Your Humble Blogger has three more lines to blog and two more performances. I had better get on that, hadn’t I better? The Man is orating with great effect, and the Husband says that he speaks with enthusiasm.

And with wisdom, may it be said. What say you, Governor Bellingham? Hath he not pleaded well for the poor woman?

I like the phrasing here: the Man has pleaded well, not logically or correctly or according to Writ, but well. The phrasing also gives me a chance to do that against/for thing that Nearly Legendary Director is on about: I am so clearly for the Man and his skilled oratory, and against the poor woman, and it makes a nice contrast in the line.

I am also pleased about this moment in the play, as it is one of the few moments in this particular production where I came up with a bit.

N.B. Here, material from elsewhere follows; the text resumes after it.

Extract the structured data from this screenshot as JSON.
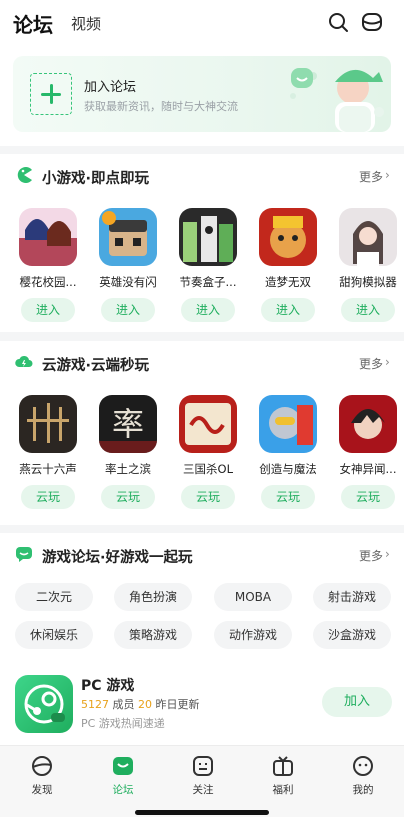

Nearly-Legendary Director is not enamored of actors coming up with bits—oh, he does make the usual mouth noises about actors experimenting and so forth, but in point of fact, given two weeks of rehearsal time with the full cast, and given that he did not want us experimenting or inventing during the blocking process, and that he wanted everything locked down by the dress rehearsals, there was no time for us to come up with things that might work and might not, and I was not under the impression that he regretted that lack in the slightest way. I am complaining, of course, because I do like the opportunity to come up with business or body language or such to add my own touch to the story, but I must admit that the final result does not appear to have suffered at all from this exclusion.

And, when I say exclusion, it wasn’t forbidden at all, it was just…much less of a priority than other shows in my experience.

So. In this line, when I am responding to the Husband, the line is actually communicating to the Man; I reach out my hand to him in a sort of benedictory clasp, if you know what I mean—my palm is down, and he takes it in both of his hands and bows over it. I am giving him my imprimatur, my countenance. It is congratulatory, but clearly from a greater power to a lesser; I am his patron, and I am, in that sense at least, patronizing him. Just a moment, a trifle really, not something that would (I imagine) break through to the awareness of the audience, but a helpful part of the story, anyway. And it’s one of the non-shouty bits, which is nice for a change.